AM: Another thing that I find I look at more often than not, is the title. Does it flow, is it memorable. Sometimes that may not always fit as well. Take myself for example, SUPER IMPACTO VS.THE WORLD- - it’s a bit long and may not fit with everyone, BUT who doesn't feel like they are against the world or the world isn't against them at times. It's relatable; it's not to say that I'm not critical of it at times, but I think I've had it for a while now that I can't change it even if I wanted.
AM: Another good example of that is Charles Schultz's Peanuts, he never liked the name of the strip preferring Lil' Folks. To this day everyone knows Peanuts. Would Lil' Folks have had the same effect?, who knows. So to answer your question directly, I would say I would look at artists that want to do more with their strips, and take them as far as they can go with them. If we get there together that's great, but the paper is one avenue.

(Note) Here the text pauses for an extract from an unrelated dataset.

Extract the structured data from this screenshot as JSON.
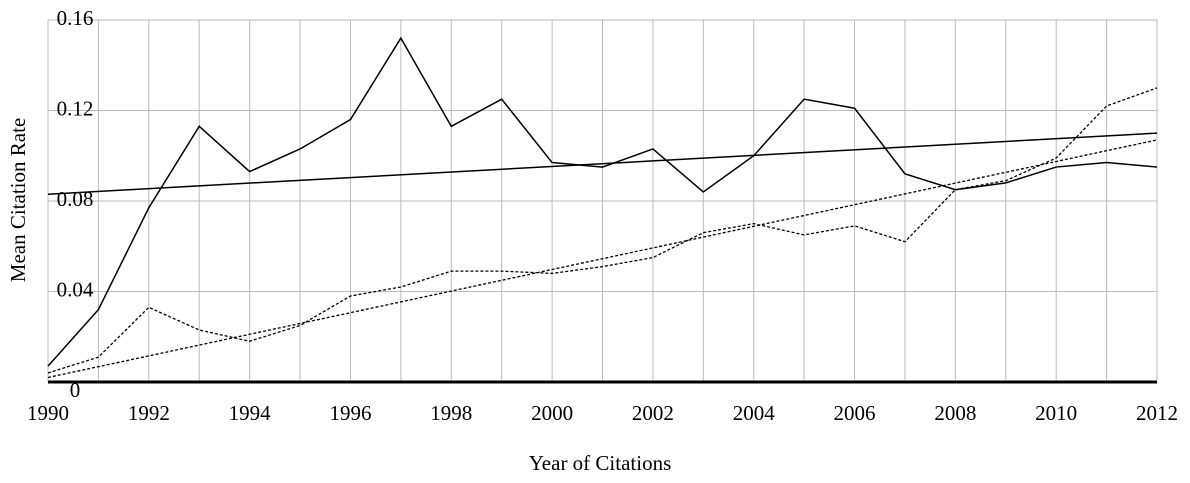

A strong one if I wanted to be biased, but ...the question I would pose to them is ....what else can we do that's BIG TIME.
CMN: Let everybody know how they can contact you for BIG TIME FUNNIES entries and the process of consideration
AM: I'd like to think I make myself pretty accessible. If someone would like to submit their strip they can email me firstname.lastname@example.org. They can even feel free to present it to me at conventions I'm attending.
CMN: Thank you Albert! This is going to be a great year for you and you better believe I will be promoting the snot out of BIG TIME and everything you are doing!